Performance evaluation of various aerobic biological systems for the treatment of domestic wastewater at low temperatures

N Sundaresan, L Philip
Water Science and Technology: a Journal of the International Association on Water Pollution Research 2008, 58 (4): 819-30
18776617
Studies were undertaken on the performance evaluation of three different types of aerobic reactors, namely, activated sludge process, fluidized bed reactor and submerged bed reactor. Initially synthetic wastewater was used for stabilizing the system and later domestic wastewater of IIT Madras was used as the feed for the biological systems. The hydraulic retention time was maintained as 24 h. The seed sludge was collected from IIT Madras sewage treatment plant. The inlet COD to the reactors with synthetic wastewater was 1,000 +/- 20 mg/L and with real wastewater, it was 150 to 350 mg/L. The performance of the reactors was evaluated based on the soluble COD and nitrogen removal efficiency. The pH, temperature, dissolved oxygen (DO) and mixed liquid suspended solid (MLSS) concentration were measured periodically.

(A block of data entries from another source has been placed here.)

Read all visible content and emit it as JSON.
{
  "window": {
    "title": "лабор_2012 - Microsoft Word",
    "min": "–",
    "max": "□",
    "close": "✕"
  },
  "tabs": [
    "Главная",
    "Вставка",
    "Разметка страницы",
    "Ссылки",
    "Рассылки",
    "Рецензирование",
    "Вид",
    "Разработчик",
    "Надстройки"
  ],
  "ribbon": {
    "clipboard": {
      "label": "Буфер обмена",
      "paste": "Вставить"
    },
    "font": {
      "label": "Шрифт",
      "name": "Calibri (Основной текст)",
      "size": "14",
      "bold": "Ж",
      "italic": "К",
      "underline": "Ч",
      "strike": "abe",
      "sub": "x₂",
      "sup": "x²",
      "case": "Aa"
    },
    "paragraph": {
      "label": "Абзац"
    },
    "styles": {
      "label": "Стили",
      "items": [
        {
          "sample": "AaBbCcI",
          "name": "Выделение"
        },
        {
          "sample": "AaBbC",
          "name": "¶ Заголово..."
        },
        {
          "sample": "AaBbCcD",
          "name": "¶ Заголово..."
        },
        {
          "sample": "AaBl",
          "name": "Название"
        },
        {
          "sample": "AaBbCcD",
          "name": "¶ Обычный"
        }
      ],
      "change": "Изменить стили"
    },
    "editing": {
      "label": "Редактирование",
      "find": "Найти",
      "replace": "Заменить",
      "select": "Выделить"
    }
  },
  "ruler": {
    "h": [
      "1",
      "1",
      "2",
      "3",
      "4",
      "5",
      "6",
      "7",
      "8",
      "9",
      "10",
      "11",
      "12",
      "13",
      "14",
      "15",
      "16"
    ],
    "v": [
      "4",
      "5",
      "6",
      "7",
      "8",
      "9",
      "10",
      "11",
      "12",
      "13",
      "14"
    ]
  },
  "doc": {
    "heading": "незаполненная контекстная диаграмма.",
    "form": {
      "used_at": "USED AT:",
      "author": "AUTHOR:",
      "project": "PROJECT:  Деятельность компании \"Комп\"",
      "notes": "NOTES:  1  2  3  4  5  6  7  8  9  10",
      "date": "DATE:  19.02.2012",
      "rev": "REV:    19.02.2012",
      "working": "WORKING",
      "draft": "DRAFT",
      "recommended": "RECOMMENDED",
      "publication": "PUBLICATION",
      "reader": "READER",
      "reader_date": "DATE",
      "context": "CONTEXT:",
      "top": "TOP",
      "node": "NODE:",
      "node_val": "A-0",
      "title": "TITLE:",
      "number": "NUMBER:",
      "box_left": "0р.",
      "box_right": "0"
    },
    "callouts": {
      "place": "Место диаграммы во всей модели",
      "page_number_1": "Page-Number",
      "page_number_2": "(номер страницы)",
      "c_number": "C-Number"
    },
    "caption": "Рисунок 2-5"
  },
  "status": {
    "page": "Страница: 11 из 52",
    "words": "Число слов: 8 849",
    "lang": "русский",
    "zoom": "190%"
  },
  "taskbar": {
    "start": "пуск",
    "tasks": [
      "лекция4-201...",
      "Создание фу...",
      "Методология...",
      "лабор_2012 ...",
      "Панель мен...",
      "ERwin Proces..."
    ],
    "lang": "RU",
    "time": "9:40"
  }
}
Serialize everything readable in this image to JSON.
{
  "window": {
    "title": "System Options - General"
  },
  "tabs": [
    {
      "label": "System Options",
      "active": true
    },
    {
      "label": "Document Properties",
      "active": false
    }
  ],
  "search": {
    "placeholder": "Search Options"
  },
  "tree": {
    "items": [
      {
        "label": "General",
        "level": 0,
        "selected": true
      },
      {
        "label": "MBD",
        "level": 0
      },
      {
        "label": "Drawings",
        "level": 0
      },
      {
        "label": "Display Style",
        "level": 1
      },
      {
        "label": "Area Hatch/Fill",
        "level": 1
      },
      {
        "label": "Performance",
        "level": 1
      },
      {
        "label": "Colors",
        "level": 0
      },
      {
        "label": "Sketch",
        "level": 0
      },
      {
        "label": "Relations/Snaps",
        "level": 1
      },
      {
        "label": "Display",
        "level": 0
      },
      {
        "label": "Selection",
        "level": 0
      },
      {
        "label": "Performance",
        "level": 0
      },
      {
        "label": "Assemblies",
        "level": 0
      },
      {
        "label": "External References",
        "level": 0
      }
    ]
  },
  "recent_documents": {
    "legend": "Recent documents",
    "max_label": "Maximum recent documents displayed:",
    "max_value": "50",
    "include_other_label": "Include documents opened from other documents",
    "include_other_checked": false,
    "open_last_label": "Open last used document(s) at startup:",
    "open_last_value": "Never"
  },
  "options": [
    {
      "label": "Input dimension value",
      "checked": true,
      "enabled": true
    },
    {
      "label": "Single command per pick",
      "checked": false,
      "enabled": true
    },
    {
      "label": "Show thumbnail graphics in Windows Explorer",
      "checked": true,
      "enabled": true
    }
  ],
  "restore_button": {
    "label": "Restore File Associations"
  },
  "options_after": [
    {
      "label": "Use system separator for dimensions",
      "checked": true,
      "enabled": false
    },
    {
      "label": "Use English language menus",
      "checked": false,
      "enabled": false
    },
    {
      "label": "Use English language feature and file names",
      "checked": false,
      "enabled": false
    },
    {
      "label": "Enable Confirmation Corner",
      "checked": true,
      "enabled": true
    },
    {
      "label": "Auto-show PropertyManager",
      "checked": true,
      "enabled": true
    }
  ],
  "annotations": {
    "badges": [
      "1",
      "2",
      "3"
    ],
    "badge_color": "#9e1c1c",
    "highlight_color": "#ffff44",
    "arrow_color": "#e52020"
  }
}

The reactors were acclimatized at 35 degrees C in batch mode and changed to continuous mode at 30 degrees C. After the systems attained its steady state at a particular temperature, the temperature was reduced from 35 degrees C to 5 degrees C stepwise, with each step of 5 degrees C. The start-up time for submerged bed reactor was slightly more than fluidized and conventional activated sludge process.The COD removal efficiency of the three reactors was higher with synthetic wastewaters as compared to actual domestic wastewater. Submerged bed reactor was more robust and efficient as compared to activated sludge and fluidized bed reactors. The COD removal efficiency of the reactors was relatively good until the operating temperature was maintained at 15 degrees C or above. At 10 degrees C, submerged bed reactor was able to achieve 40% COD removal efficiency whereas; the fluidized bed and conventional ASP reactors were showing only 20% COD removal efficiency. At 5 degrees C, almost all the systems failed. Submerged bed reactor showed around 20% COD removal efficiency. However, this reactor was able to regain its 90% of original efficiency, once the temperature was raised to 10 degrees C. At higher temperatures, the nitrification efficiency of the reactors was above 80-90%. As the temperature reduced the nitrification efficiency has reduced drastically. In summary, submerged bed reactors seems to be a better option for treating domestic wastewaters at low temperature regions.